Chintz Circles — Please Vote!
I entered Chintz Circles at Quilt Gallery’s weekly contest as this week the theme is scrappy. There are some beautiful quilts in this week’s contest which you can view here — the same post where you can vote for your favourite.
The photo we took on the roof garden the day I finished Chintz Circles is found here and the post about it being given to my aunt on her 90th birthday is found here.
Smudge isn’t too interested. He’d rather have a snooze as the grey chilly days of fall seem to be upon us.
Lester also seems to have found himself a nice cozy spot for a nap.
Photographing of Chintz Circles
For a number of reasons, I wanted a good photograph or two of Chintz Circles taken before giving it to my aunt on Sunday. So on Wednesday a friend, who is a professional photographer, took some shots. It was a fascinating experience. The photos I’m showing in this blog were taken by us — not by the professional. But some of the photos taken by him will eventually show up here. The photo above was taken of the photographer checking some of his equipment and the area where the quilt was going to be hung for its pictures.
This shot was taken before any of the lights were turned back on but after the quilt was in place — with Goddie, the resident kitty, in place beneath the quilt.
From a different angle.
The wooden bar on which the quilt was pinned was then raised up a bit and the lights were turned on.
Watching the pictures being taken, and seeing them appear immediately on his computer screen was fabulous. I’m fascinated by photography, so having this experience was wonderful.
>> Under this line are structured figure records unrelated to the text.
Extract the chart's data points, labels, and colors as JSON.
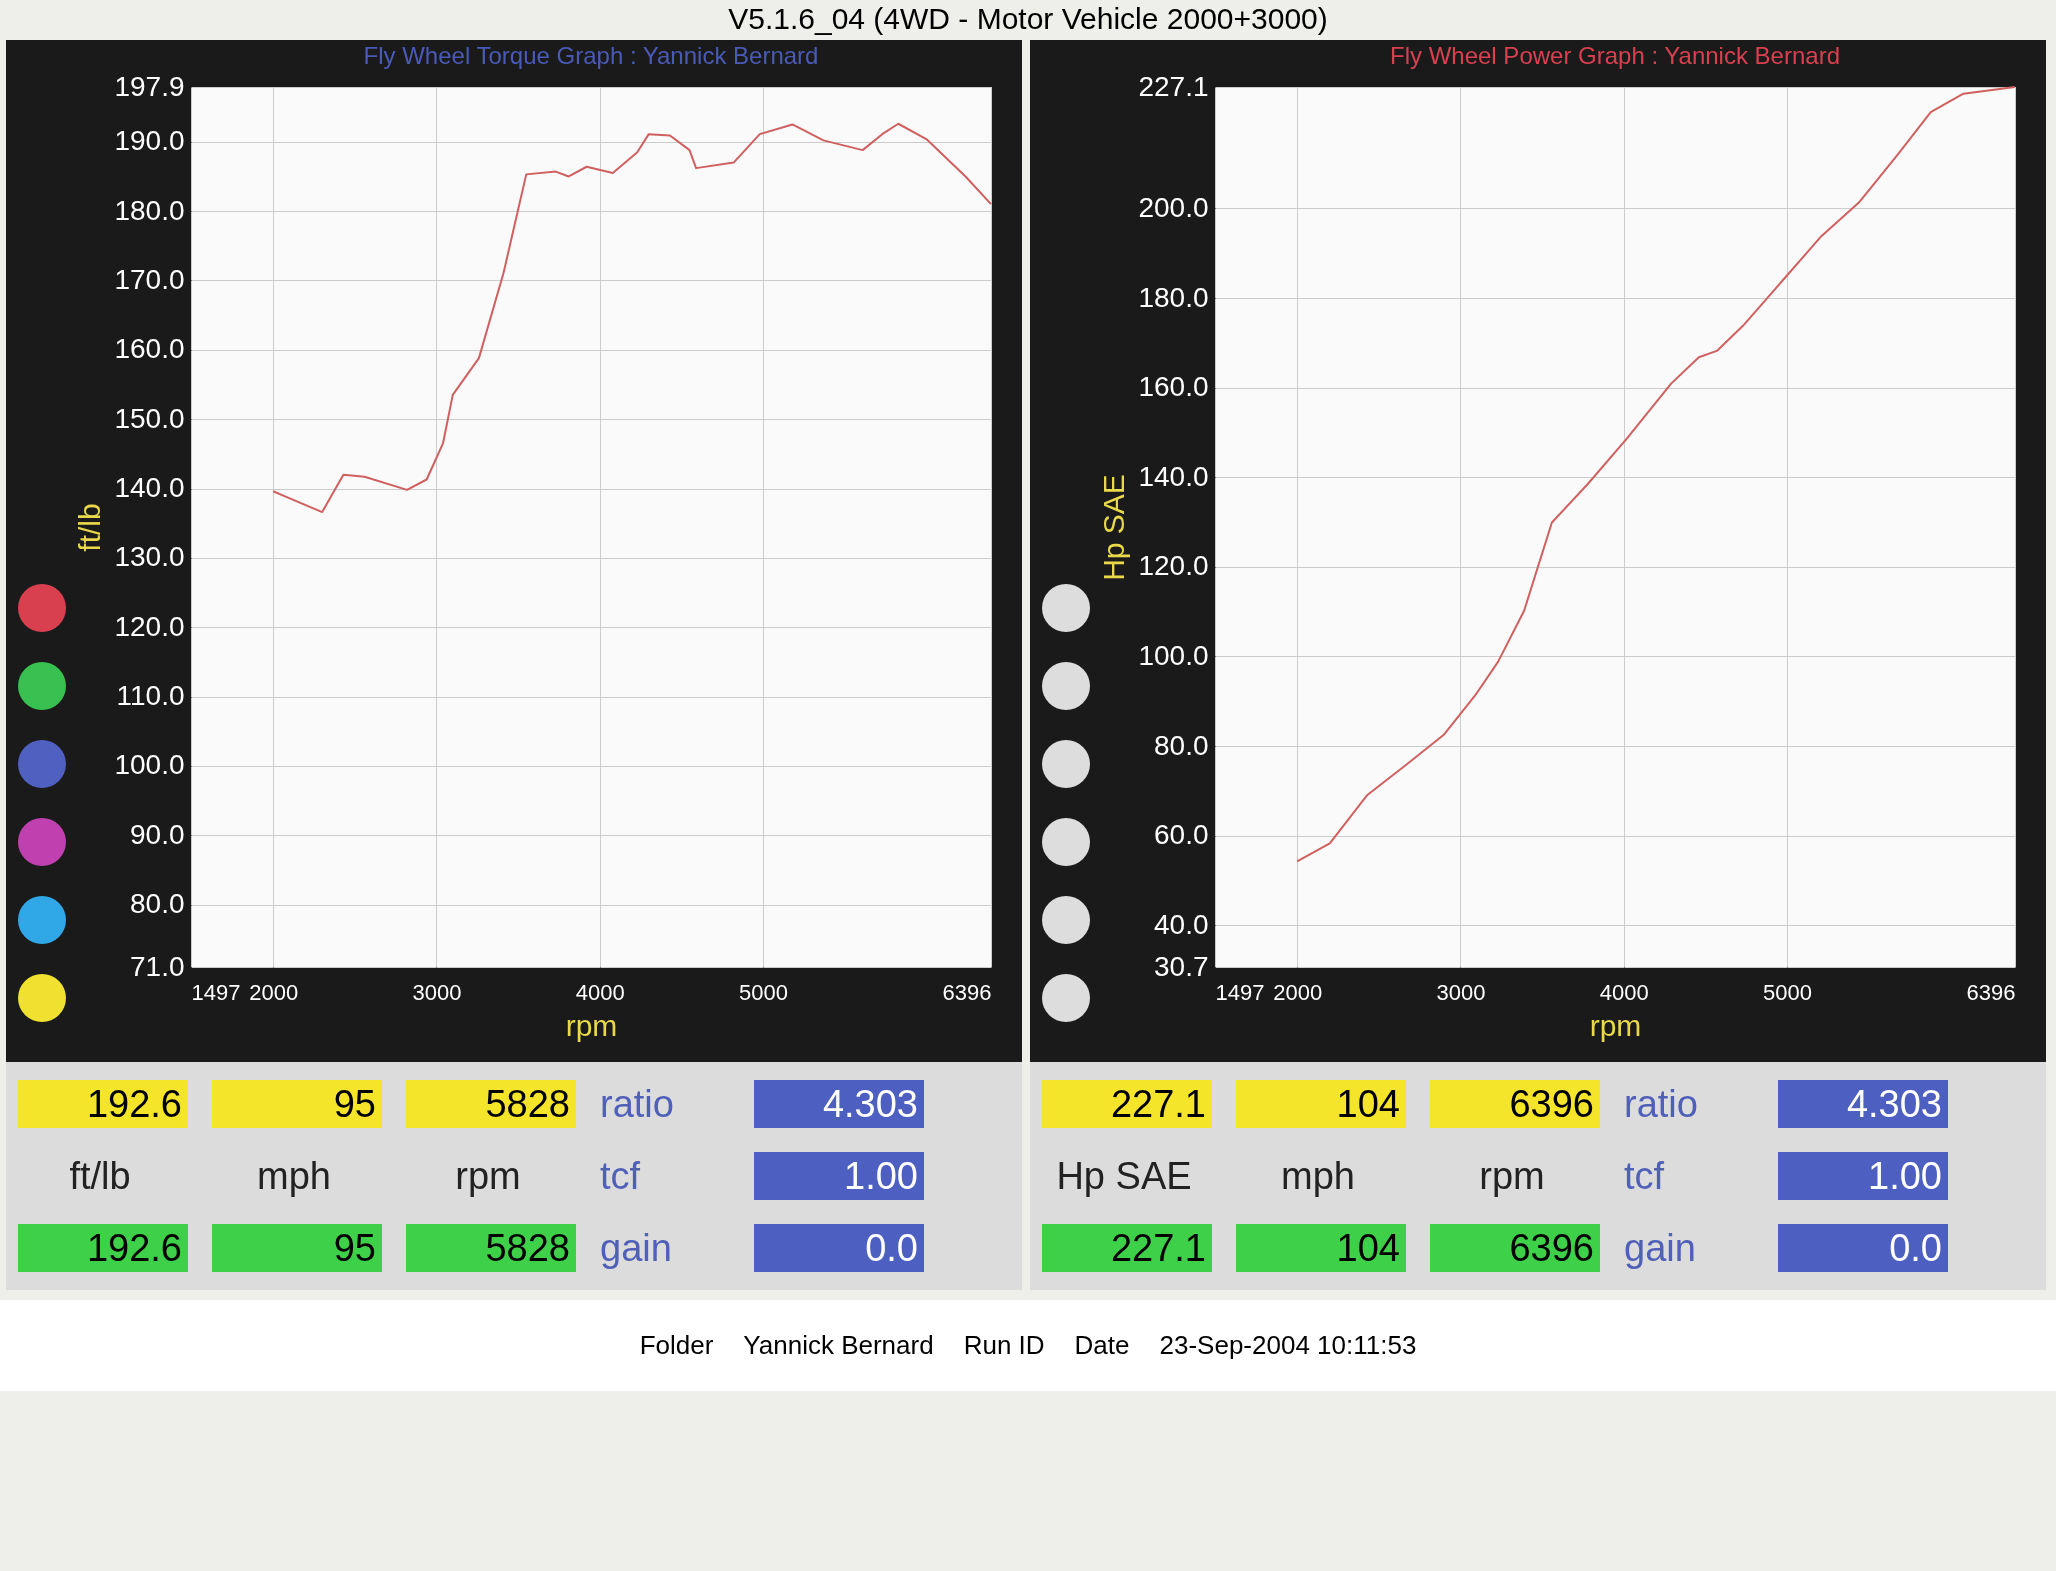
{
  "chart_data": [
    {
      "type": "other",
      "title": "V5.1.6_04 (4WD - Motor Vehicle 2000+3000)",
      "annotations": [
        "Folder",
        "Yannick Bernard",
        "Run ID",
        "Date",
        "23-Sep-2004  10:11:53"
      ]
    },
    {
      "type": "line",
      "title": "Fly Wheel Torque Graph : Yannick Bernard",
      "xlabel": "rpm",
      "ylabel": "ft/lb",
      "grid": true,
      "xlim": [
        1497,
        6396
      ],
      "xticks": [
        1497,
        2000,
        3000,
        4000,
        5000,
        6396
      ],
      "ylim": [
        71,
        197.9
      ],
      "yticks": [
        {
          "value": 71,
          "label": "71.0"
        },
        {
          "value": 80,
          "label": "80.0"
        },
        {
          "value": 90,
          "label": "90.0"
        },
        {
          "value": 100,
          "label": "100.0"
        },
        {
          "value": 110,
          "label": "110.0"
        },
        {
          "value": 120,
          "label": "120.0"
        },
        {
          "value": 130,
          "label": "130.0"
        },
        {
          "value": 140,
          "label": "140.0"
        },
        {
          "value": 150,
          "label": "150.0"
        },
        {
          "value": 160,
          "label": "160.0"
        },
        {
          "value": 170,
          "label": "170.0"
        },
        {
          "value": 180,
          "label": "180.0"
        },
        {
          "value": 190,
          "label": "190.0"
        },
        197.9
      ],
      "x": [
        2000,
        2080,
        2300,
        2430,
        2560,
        2820,
        2940,
        3040,
        3100,
        3260,
        3410,
        3550,
        3730,
        3810,
        3920,
        4080,
        4230,
        4300,
        4430,
        4550,
        4590,
        4820,
        4980,
        5180,
        5370,
        5610,
        5730,
        5828,
        6000,
        6240,
        6396
      ],
      "series": [
        {
          "color": "#d06060",
          "values": [
            139.6,
            138.8,
            136.6,
            142,
            141.7,
            139.8,
            141.3,
            146.5,
            153.5,
            158.8,
            171,
            185.3,
            185.7,
            185,
            186.4,
            185.5,
            188.5,
            191.1,
            190.9,
            188.8,
            186.2,
            187,
            191.1,
            192.5,
            190.2,
            188.8,
            191.1,
            192.6,
            190.4,
            185,
            181
          ]
        }
      ],
      "annotations": [
        "192.6",
        "95",
        "5828",
        "ratio",
        "4.303",
        "ft/lb",
        "mph",
        "rpm",
        "tcf",
        "1.00",
        "192.6",
        "95",
        "5828",
        "gain",
        "0.0"
      ]
    },
    {
      "type": "line",
      "title": "Fly Wheel Power Graph : Yannick Bernard",
      "xlabel": "rpm",
      "ylabel": "Hp SAE",
      "grid": true,
      "xlim": [
        1497,
        6396
      ],
      "xticks": [
        1497,
        2000,
        3000,
        4000,
        5000,
        6396
      ],
      "ylim": [
        30.7,
        227.1
      ],
      "yticks": [
        30.7,
        {
          "value": 40,
          "label": "40.0"
        },
        {
          "value": 60,
          "label": "60.0"
        },
        {
          "value": 80,
          "label": "80.0"
        },
        {
          "value": 100,
          "label": "100.0"
        },
        {
          "value": 120,
          "label": "120.0"
        },
        {
          "value": 140,
          "label": "140.0"
        },
        {
          "value": 160,
          "label": "160.0"
        },
        {
          "value": 180,
          "label": "180.0"
        },
        {
          "value": 200,
          "label": "200.0"
        },
        227.1
      ],
      "x": [
        2000,
        2200,
        2430,
        2670,
        2900,
        3090,
        3230,
        3390,
        3560,
        3780,
        4020,
        4290,
        4460,
        4570,
        4730,
        4970,
        5210,
        5440,
        5680,
        5880,
        6080,
        6396
      ],
      "series": [
        {
          "color": "#d06060",
          "values": [
            54.3,
            58.3,
            69.1,
            75.9,
            82.6,
            91.3,
            98.8,
            110.2,
            129.9,
            138.5,
            148.7,
            160.9,
            166.8,
            168.2,
            173.8,
            183.8,
            193.8,
            201.3,
            212.1,
            221.5,
            225.6,
            227.1
          ]
        }
      ],
      "annotations": [
        "227.1",
        "104",
        "6396",
        "ratio",
        "4.303",
        "Hp SAE",
        "mph",
        "rpm",
        "tcf",
        "1.00",
        "227.1",
        "104",
        "6396",
        "gain",
        "0.0"
      ]
    }
  ]
}
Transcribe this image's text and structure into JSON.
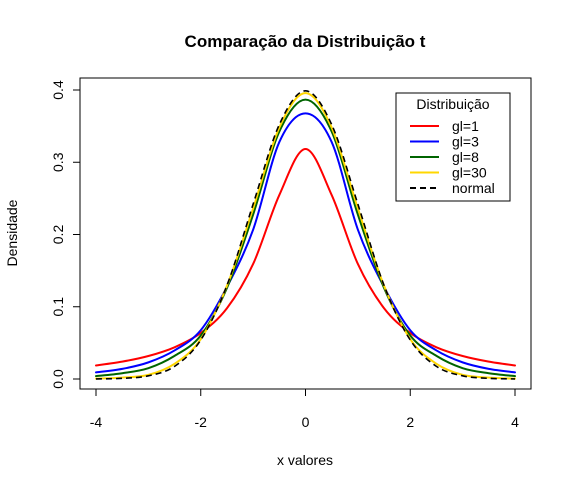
{
  "chart_data": {
    "type": "line",
    "title": "Comparação da Distribuição t",
    "xlabel": "x valores",
    "ylabel": "Densidade",
    "xlim": [
      -4,
      4
    ],
    "ylim": [
      0,
      0.4
    ],
    "x_ticks": [
      -4,
      -2,
      0,
      2,
      4
    ],
    "x_tick_labels": [
      "-4",
      "-2",
      "0",
      "2",
      "4"
    ],
    "y_ticks": [
      0.0,
      0.1,
      0.2,
      0.3,
      0.4
    ],
    "y_tick_labels": [
      "0.0",
      "0.1",
      "0.2",
      "0.3",
      "0.4"
    ],
    "grid": false,
    "legend_title": "Distribuição",
    "legend_position": "top-right",
    "x": [
      -4,
      -3.5,
      -3,
      -2.5,
      -2,
      -1.5,
      -1,
      -0.5,
      0,
      0.5,
      1,
      1.5,
      2,
      2.5,
      3,
      3.5,
      4
    ],
    "series": [
      {
        "name": "gl=1",
        "color": "#ff0000",
        "dash": "solid",
        "values": [
          0.0187,
          0.024,
          0.0318,
          0.0439,
          0.0637,
          0.0979,
          0.1592,
          0.2546,
          0.3183,
          0.2546,
          0.1592,
          0.0979,
          0.0637,
          0.0439,
          0.0318,
          0.024,
          0.0187
        ]
      },
      {
        "name": "gl=3",
        "color": "#0000ff",
        "dash": "solid",
        "values": [
          0.0092,
          0.014,
          0.023,
          0.0395,
          0.0675,
          0.1274,
          0.2067,
          0.3279,
          0.3676,
          0.3279,
          0.2067,
          0.1274,
          0.0675,
          0.0395,
          0.023,
          0.014,
          0.0092
        ]
      },
      {
        "name": "gl=8",
        "color": "#006400",
        "dash": "solid",
        "values": [
          0.004,
          0.008,
          0.015,
          0.032,
          0.0602,
          0.126,
          0.2276,
          0.3424,
          0.3867,
          0.3424,
          0.2276,
          0.126,
          0.0602,
          0.032,
          0.015,
          0.008,
          0.004
        ]
      },
      {
        "name": "gl=30",
        "color": "#ffd700",
        "dash": "solid",
        "values": [
          0.0005,
          0.002,
          0.0057,
          0.021,
          0.0551,
          0.129,
          0.236,
          0.348,
          0.3956,
          0.348,
          0.236,
          0.129,
          0.0551,
          0.021,
          0.0057,
          0.002,
          0.0005
        ]
      },
      {
        "name": "normal",
        "color": "#000000",
        "dash": "dashed",
        "values": [
          0.0001,
          0.0009,
          0.0044,
          0.0175,
          0.054,
          0.1295,
          0.242,
          0.3521,
          0.3989,
          0.3521,
          0.242,
          0.1295,
          0.054,
          0.0175,
          0.0044,
          0.0009,
          0.0001
        ]
      }
    ]
  }
}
If you ever have the opportunity to watch a professional photographer in action, don’t miss out on that chance!
Goddie is a gorgeous, friendly kitty with a beautiful coat.
Our resident kitties were having windowsill time again on Wednesday. Lester was looking up at a toy I was holding over the camera.
While Smudge was doing what he does best, looking cute.
Fabric on Friday
Last weekend when we were at Sew Sisters, I found some great fabrics in the remnants bin to add to the shabby chic collection for the Alabama Beauty quilt I plan to make for us. Finding remnants like these is perfect for Chintz Circles and other quilts. These are all around a quarter of a yard — just right for the scrap quilts I love to make. While I have a few — some — well, okay, a lot of other things on the go, making that Alabama Beauty block and a quilt like Chintz Circles for us is definitely high up on the list. I enjoyed everything about making it, even the fabric wrestling aka machine quilting. Before I begin it, Pink Ice and Clams on the Half Shell will be completed, some more pieces printed for the Summer Picnic Dish quilt and, knowing me, who knows what else will be started.
The label for my aunt’s quilt will be done this weekend. I’ve decided to make a block using shapes from the Orange Peel Deluxe collection, so some more curved stitching, and use a few of the fabrics that I used in the top.
I’ve added the post about Chintz Circles to Finished for Friday at Lit and Laundry. It has been ages since I’ve had a finish and couldn’t resist. There’s a list of those with finishes for Friday on this post — definitely worth going and taking a look and, who knows, you may just find a new-to-you blog that you really enjoy.
For some reason, my wrists and hands have really started to hurt again and, as I type this, my right wrist is swollen. Because of the discomfort involved with typing, I’ve not been great about responding to comments the past couple of days, but hope to get all caught up over the weekend. I have a feeling it was doing the binding that started this as applique does tend to bother my hands. I think next time I’m stitching down binding I’ll do it in stages rather than all at once and see if that helps.
Thursday was a very cloudy day. I think we’re going to get rain at some point today. Thursday Smudge enjoyed some windowsill time.
While Lester was lounging in the pink chair.